Savennières entre les murs

Menée par des fortes personnalités, l’appellation a suivi très tôt une route singulière et les principes d’une viticulture bio. Avec l’arrivée d’une génération aussi engagée, elle est à son plus haut niveau

Cet article est à retrouver en intégralité dans Le Nouveau Bettane+Desseauve 2024 (pages 248 à 251). Vous pouvez l’acheter sur notre site ici ou en librairie.


Enchevêtrement de bocages, haies, vieux ceps, jeunes vignes, parcs et châteaux, la Loire paisible, le paysage dessine l’âme de la France. La puissance et la beauté des lieux saisit. Elle captive. Comme ici, à quinze kilomètres d’Angers, où le vignoble de Savennières couvre les coteaux exposés sud-ouest, perpendiculaires au fleuve, répartis de part et d’autre du village que l’on aperçoit lorsque l’on grimpe au lieu-dit La Petite Rivière. Le romantisme de l’endroit pousse à la méditation. Elle a d’ailleurs été pratiquée ici par les ordres religieux installés à la Roche-aux-Moines dès le XIIe siècle. Ils y développent la culture de la vigne avec la bénédiction des rois Plantagenêt. Aujourd’hui, l’appellation s’étend sur les communes de Bouchemaine, La Possonnière et Savennières, soit environ 170 hectares. Un emplacement idéal, modérément ensoleillé, à l’abri de vents trop violents et d’orages de grêle. Le chenin, cépage unique d’une appellation qui ne produit que des blancs, puise sa force et trouve une identité particulière dans des sols peu profonds de schistes sensibles à l’érosion et dans ceux de grès, roche très dure, traversée par des veines volcaniques. Par endroits, des sables éoliens, dont l’accumulation varie entre 20 et 150 centimètres, sont venus combler les aspérités du plateau en recouvrant la roche mère. Ils donnent des vins légers et fruités. Sur la roche mère, ils gagnent considérablement en complexité et en longueur.

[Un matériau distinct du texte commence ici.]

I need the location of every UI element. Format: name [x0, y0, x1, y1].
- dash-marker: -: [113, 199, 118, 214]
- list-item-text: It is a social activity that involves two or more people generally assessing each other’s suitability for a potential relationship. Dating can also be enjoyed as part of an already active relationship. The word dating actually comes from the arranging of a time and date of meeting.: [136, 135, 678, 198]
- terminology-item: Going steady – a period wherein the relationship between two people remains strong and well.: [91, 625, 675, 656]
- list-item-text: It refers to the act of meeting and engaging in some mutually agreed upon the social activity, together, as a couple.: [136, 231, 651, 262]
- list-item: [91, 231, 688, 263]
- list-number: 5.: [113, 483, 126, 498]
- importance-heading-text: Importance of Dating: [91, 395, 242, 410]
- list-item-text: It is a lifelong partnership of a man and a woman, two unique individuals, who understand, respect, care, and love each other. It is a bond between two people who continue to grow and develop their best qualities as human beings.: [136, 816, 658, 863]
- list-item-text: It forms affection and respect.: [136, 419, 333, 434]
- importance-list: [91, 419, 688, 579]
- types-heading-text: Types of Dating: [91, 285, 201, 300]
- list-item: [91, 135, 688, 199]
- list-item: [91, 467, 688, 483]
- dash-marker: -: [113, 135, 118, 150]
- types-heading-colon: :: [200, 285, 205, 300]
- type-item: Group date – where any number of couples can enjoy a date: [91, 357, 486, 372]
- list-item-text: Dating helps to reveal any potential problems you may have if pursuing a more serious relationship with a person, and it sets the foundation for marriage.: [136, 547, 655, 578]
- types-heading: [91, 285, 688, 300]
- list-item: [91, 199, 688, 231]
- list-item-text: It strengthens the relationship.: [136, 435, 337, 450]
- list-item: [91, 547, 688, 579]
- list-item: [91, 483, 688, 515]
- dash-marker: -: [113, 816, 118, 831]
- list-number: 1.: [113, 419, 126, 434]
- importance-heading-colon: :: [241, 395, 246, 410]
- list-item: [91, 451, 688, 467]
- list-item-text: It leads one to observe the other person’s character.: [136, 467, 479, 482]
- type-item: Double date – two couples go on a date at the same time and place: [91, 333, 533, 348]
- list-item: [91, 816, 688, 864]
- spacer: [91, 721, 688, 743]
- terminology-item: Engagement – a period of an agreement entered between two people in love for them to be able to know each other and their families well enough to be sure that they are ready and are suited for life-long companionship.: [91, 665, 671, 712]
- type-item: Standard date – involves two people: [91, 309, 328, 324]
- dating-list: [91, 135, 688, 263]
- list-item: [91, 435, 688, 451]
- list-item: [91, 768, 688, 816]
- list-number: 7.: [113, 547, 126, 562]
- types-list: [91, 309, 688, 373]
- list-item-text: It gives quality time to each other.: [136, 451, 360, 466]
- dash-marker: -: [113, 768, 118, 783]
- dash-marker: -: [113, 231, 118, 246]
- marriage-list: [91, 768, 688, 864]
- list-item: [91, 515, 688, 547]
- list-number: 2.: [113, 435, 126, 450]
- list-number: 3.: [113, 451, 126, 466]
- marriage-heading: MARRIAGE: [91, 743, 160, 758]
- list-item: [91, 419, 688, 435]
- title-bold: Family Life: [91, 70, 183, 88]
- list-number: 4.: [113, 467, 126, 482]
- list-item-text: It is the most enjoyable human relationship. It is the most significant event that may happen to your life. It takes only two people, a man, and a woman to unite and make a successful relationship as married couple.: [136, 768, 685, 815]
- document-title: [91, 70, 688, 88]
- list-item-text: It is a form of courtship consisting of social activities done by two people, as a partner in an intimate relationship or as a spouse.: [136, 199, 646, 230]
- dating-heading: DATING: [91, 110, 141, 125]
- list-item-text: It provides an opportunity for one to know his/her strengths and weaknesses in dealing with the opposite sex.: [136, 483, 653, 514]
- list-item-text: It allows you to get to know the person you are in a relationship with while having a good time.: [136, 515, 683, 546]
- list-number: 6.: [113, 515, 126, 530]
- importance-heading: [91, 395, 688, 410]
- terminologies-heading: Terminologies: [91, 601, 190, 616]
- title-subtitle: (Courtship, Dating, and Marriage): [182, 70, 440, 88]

Il y a quelques pentes sévères dans ce vignoble qui surplombe la Loire.

Passé, présent, futur
En 1952, lors de la création de l’appellation, le vignoble ne comptait plus qu’une soixantaine d’hectares. Le vin se vendait mal. Le renouveau économique arrive au début des années 2000, époque où les grandes familles bourgeoises de la région sont rejointes par des vignerons souvent agronomes venus d’ailleurs ou sortant de l’école supérieure d’agriculture. C’est toujours le cas aujourd’hui, avec la nouvelle génération incarnée, par exemple, par Vanessa Cherruau (château de Plaisance), les sœurs Anne et Marie Guégniard (domaine de la Bergerie), Emmanuel Ogereau, ou encore Ivan Massonnat, investisseur passionné qui a repris de belle façon l’ancien domaine Jo Pithon, rebaptisé Belargus. Ce sang neuf fait bouger les lignes. Avec des vendanges plus précoces dans la saison que par le passé, le style des vins évolue vers plus de tension. Les élevages plus longs qu’autrefois permettent aux vins de gagner en complexité. En règle générale, la fermentation malolactique est recherchée, sauf chez quelques-uns qui préfèrent l’éviter comme au domaine FL. « Pour une plus grande lisibilité des terroirs », précise Julien Fournier, son directeur.

Le royaume du chenin
Les coteaux où l’on trouve les terroirs les plus réputés sont ceux situés sur les sols de schistes, comme ceux des fameuses Coulée de Serrant et Roche aux Moines. Les hauts de coteaux et les plateaux s’appuient sur des socles de grès, appelés aussi schistes gréseux. Certains secteurs sont très caillouteux. Moins réputés, ils donnent des vins tout en texture avec, certes, des amers moins profonds, mais toujours habillés d’un grain raffiné. En surface, cailloux et sables offrent un bon drainage, permettant une juste maturité des baies. Comme le chenin ne mûrit jamais de façon homogène, il est nécessaire de procéder à deux ou trois tries, voire plus, au cours de la vendange. Le cahier des charges en exige au moins deux. Il spécifie également que les vendanges doivent être manuelles. Dénominations devenues des appellations à part, le vignoble de la Coulée de Serrant (sept hectares) et celui de la Roche aux Moines (une trentaine d’hectares) sont encore fortement associés à l’histoire des vins de Savennières.